Un calendrier de négociations avec les délégués syndicaux est en route depuis mai 2021. La direction assure avoir fait des propositions. Entre autres, sur la reconnaissance de l’ancienneté : « 30€/mois bruts entre 10 et 15 ans d’ancienneté, 60€/mois bruts entre 15 ans et 20 ans, 90€/mois bruts au-delà de 20 ans, sous réserve cependant que la situation financière de l’entreprise le permette ». Quant au paiement mensualisé des heures supplémentaires, « revendication centrale des syndicats, la direction avait indiqué être ouverte à une réflexion sur le sujet à compter de février 2022 ». À chaque fois, ces propositions ont été soumises à une condition : le « déblocage » du site de Grigny. « Malgré cela, les délégués syndicaux ont refusé toute forme de dialogue avec la direction », fustige l’employeur.

Un premier médiateur, désigné fin septembre, a mis sur la table un protocole d’accord impliquant le fameux « déblocage » du site. Les grévistes n’ont pas bougé de leur piquet. L’employeur a alors transmis l’affaire au juge des référés. Ce dernier l’a débouté de sa demande le 7 octobre, et refusé d’ordonner ce « déblocage ». Enfin, le 11 octobre, la direction a été « reçue au ministère du Travail, par Gwenaël Fortin, directeur adjoint du cabinet de la ministre du Travail, et Philippe Coupard, directeur adjoint de la DIRECCTE de l’Essonne », nous précise-t-elle. La tentative d’une nouvelle médiation n’a pas non plus abouti.
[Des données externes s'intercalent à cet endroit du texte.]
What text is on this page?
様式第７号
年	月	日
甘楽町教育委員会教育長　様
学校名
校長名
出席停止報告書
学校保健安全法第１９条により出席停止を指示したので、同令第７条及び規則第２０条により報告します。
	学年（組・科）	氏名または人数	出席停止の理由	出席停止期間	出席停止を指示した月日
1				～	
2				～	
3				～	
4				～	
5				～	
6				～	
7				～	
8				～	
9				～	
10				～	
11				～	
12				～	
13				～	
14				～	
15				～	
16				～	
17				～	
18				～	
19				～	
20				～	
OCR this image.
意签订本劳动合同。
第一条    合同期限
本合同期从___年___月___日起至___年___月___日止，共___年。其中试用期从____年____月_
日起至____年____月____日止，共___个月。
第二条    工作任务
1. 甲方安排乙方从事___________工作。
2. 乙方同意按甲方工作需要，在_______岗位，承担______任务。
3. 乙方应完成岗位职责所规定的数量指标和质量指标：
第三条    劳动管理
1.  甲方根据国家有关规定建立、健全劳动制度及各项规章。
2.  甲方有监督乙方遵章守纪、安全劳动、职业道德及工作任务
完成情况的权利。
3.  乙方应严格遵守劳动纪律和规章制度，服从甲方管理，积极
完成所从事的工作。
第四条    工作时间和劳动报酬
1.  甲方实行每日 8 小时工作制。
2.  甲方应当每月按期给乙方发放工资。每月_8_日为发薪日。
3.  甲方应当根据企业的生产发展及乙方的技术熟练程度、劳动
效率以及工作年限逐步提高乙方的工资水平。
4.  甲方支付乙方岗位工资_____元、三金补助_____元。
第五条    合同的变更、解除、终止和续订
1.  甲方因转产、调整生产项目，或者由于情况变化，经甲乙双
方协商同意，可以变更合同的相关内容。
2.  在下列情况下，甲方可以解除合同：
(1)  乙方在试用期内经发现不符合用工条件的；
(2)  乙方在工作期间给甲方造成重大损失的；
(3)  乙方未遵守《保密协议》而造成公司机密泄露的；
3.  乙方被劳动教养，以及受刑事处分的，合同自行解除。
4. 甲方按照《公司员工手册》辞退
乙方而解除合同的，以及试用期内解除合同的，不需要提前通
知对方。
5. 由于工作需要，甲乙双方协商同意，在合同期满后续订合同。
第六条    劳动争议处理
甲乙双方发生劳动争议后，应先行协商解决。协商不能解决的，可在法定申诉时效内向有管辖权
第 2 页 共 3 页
Deux versions de l’histoire s’opposent. « La direction explique aux non-grévistes, à la mairie ou à la presse que l’on bloque l’entreprise et que l’on ne veut pas négocier : or c’est faux », contredit Amadou Sow, délégué syndical CGT de Bergams. « Il n’y a que nous qui demandons à négocier, tous les deux ou trois jours, par mail… Et on ne nous répond pas. Ou alors, on nous dit d’enlever nos palettes – mais on ne bloque pas, on ne fait que ralentir ! » De fait, les voitures continuent de circuler à l’entrée de l’usine. 

« La menace de la liquidation est un levier puissant du patronat. Est-ce que c’est pour faire de la revente ? Pour délocaliser ? » s’interroge François Spinner, soutien des grévistes, syndiqué à Sud Éducation 91. « La stratégie de l’industriel n’est pas lisible, pas transparente… » Face à ses camarades qui se confondent en hypothèses, Marc Fray, également soutien syndiqué chez Sud, ironise. « Vous ne comprenez donc pas… c’est l’effet Wahou ! » Une référence aux crêpes Wahou, autre filiale du puissant groupe Norac.